Like better-dated and constrained successions of largely non-marine strata elsewhere (both Phanerozoic and Proterozoic examples), the Torridonian successions can now be examined in light of realistic depositional frameworks in which hiatal surfaces are a common component punctuating sequences thousands of metres thick. Our data show that the base of the Applecross succession is best viewed as a compound surface that defines a major unconformity where it rests on the Lewisian, Stoer and Sleat rocks and a less significant hiatal surface (sequence boundary) where it rests on the Diabaig Formation. This indicates that, rather than being a conformable succession, the Torridonian Group is actually a composite sequence of temporally unrelated and genetically distinct units.

Thus, we need to re-evaluate how the units fit within the framework of the late Mesoproterozoic Grenville orogenesis, which is known to have affected the length of eastern Rodinia (Gower 1996; Dalziel 1997; Rivers & Corrigan 2000; Strachan & Holdsworth 2000; Dalziel & Soper 2001; Kirkland et al. 2006, 2007). The Stoer, Sleat and Diabaig rocks record deposition that is genetically unrelated to the Applecross–Aultbea succession. Considering our data in the context of known global tectonic events, the Stoer and Sleat rocks are reasonably interpreted as recording a phase of crustal extension perhaps driven by far-field stresses associated with the c. 1.23–1.18 Ga Elzevirian Orogeny (Gower 1996; Rivers & Corrigan 2000; Gower & Krogh 2002). As argued above, the Applecross–Aultbea rocks are best interpreted as the deposits of a late to post-Grenvillian foreland trunk river system that flowed axially with respect to the orogenic belt (Rainbird et al. 2001).
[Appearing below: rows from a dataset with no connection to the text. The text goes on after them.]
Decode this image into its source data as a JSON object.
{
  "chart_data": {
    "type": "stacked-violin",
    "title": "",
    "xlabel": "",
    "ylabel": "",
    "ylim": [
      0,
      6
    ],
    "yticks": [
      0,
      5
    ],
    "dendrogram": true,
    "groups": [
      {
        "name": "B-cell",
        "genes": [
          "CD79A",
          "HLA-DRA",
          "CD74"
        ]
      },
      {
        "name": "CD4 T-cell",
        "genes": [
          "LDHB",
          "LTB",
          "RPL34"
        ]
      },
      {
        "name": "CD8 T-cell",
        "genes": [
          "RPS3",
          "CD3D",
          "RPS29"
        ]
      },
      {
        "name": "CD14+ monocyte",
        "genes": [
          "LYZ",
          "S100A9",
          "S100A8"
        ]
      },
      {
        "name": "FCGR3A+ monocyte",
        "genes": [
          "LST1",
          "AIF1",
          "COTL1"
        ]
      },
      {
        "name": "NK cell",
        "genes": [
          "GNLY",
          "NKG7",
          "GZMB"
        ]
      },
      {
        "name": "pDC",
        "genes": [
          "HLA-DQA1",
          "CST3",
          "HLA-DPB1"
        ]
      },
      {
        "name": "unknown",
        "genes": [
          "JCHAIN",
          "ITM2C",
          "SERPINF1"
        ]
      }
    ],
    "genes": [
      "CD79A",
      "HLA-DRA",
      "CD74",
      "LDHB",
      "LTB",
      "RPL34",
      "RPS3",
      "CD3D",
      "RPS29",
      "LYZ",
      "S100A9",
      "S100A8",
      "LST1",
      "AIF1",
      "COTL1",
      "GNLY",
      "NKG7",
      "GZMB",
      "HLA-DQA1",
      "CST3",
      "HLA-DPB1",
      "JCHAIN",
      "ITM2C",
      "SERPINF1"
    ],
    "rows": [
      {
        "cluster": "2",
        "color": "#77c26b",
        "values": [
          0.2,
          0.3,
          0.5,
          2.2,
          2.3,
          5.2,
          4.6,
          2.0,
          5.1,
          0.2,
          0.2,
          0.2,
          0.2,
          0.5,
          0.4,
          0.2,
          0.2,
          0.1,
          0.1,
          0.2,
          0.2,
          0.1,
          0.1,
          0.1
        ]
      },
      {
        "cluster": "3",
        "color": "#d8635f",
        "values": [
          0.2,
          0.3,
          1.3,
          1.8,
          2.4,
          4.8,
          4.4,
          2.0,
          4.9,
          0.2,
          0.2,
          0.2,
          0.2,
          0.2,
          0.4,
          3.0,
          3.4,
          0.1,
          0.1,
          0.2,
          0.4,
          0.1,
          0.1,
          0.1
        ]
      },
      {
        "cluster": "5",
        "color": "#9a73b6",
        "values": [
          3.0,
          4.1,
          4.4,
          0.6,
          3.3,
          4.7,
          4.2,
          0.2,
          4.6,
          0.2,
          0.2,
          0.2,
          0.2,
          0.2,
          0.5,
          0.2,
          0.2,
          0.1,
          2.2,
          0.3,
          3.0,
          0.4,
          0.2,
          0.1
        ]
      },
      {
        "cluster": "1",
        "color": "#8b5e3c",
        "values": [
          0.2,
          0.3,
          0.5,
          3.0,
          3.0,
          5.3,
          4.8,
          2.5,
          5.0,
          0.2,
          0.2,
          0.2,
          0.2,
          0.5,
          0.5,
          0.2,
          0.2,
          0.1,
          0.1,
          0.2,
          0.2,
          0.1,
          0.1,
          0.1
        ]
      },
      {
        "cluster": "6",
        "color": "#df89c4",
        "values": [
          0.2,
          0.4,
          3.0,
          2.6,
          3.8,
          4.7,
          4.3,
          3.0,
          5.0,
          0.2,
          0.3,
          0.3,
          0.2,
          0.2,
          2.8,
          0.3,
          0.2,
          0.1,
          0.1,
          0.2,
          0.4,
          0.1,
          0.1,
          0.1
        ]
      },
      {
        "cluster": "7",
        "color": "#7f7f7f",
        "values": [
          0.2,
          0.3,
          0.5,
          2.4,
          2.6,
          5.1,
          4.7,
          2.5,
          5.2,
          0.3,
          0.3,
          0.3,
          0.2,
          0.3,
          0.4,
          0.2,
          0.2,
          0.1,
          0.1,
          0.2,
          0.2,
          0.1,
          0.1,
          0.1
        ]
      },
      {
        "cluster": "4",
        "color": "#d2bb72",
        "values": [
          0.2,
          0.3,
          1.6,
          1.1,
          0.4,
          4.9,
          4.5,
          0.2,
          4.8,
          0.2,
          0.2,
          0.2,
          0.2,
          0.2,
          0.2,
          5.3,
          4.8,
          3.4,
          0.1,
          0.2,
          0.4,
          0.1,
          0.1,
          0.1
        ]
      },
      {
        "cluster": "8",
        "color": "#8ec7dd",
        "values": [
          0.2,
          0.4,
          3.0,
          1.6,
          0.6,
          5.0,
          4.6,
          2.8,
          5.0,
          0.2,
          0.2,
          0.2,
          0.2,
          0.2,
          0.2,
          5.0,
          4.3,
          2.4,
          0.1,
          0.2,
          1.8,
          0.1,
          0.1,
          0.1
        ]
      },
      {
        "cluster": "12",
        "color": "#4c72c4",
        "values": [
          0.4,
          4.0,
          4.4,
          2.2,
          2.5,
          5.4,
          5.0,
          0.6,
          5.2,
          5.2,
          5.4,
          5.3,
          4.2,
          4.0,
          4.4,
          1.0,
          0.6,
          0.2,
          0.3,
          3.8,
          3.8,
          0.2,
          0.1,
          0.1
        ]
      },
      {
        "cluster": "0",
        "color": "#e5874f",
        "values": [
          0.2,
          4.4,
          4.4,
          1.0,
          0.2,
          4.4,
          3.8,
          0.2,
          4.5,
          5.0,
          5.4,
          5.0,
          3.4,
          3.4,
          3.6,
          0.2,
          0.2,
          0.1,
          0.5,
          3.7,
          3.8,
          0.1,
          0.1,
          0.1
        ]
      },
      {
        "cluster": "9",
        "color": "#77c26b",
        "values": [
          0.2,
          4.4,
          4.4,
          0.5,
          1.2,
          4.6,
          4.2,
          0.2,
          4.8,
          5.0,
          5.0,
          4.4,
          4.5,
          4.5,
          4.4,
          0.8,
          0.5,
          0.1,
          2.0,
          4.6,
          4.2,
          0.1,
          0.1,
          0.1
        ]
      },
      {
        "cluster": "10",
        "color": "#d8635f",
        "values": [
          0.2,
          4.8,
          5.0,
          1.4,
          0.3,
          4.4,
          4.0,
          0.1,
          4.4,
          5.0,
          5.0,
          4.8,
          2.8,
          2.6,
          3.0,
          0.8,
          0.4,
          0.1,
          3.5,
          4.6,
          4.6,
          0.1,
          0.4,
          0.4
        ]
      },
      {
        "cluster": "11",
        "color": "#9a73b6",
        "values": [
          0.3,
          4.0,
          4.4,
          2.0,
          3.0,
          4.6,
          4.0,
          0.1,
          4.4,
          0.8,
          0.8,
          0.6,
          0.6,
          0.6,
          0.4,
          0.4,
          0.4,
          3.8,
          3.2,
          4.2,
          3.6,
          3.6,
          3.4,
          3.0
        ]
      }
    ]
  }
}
Young (1999) suggested that the deposition of the Applecross–Aultbea rocks might be associated with the collapse of the Grenville orogen. Syn- to post-orogenic extension is inferred to have followed the Grenville orogeny through a combination of orogenic collapse and/or mantle delamination (Streepy et al. 2000), but it remains to be established if the depositional age of the preserved Torridon units is coeval with orogenic collapse.

Conclusion

Our data have shown that the existing stratigraphic framework and the inferred basinal evolution of the Torridonian succession needs to be revised to account for the presence of previously unrecognized and/or under-appreciated unconformities within what have been generally considered to be conformable successions. The most significant of these is the base of the Applecross–Aultbea succession, which is everywhere an unconformity. We propose that a more correct and insightful late Mesoproterozoic to early Neoproterozoic tectonostratigraphic framework of the Highlands is: (1) deposition of the Stoer and Sleat Groups in extension-related sedimentary basins: existing age constraints and the detrital zircon age spectra of these rocks imply derivation from Archaean to early Mesoproterozoic sources with no input from late Mesoproterozoic (‘Grenvillian’) components and it is likely that both groups are pre-1200 Ma in age; (2) deposition of the Diabaig rocks during the latest Mesoproterozoic and/or earliest Neoproterozoic, in lacustrine and lacustrine-margin settings after c. 1090 Ma; (3) deposition of the Applecross–Aultbea succession as a late to post-Grenville Orogeny non-marine molasse that accumulated after c. 1060 Ma. Consequently, each of the major Proterozoic sedimentary successions in the foreland of the Scottish Highlands, the Stoer, Sleat and Torridon, can now be viewed as being bounded by unconformities and temporally and genetically unrelated to each other. In that the detrital zircon profiles do not provide depositional ages it is difficult to estimate the temporal magnitude, but it is plausible that the hiatus along the Sleat–Applecross contact may be of the order of many million years or more, and that of the Diabaig–Applecross as much as a couple of million years. Consequently, the view that the Torridonian rocks record deposition in a suite of long-lived rifts, whereas the rest of the consanguineous Laurentian margin experienced collisional and orogenic episodes (e.g. Rivers & Corrigan 2000), becomes equivocal and in need of reassessment, if not outright abandonment.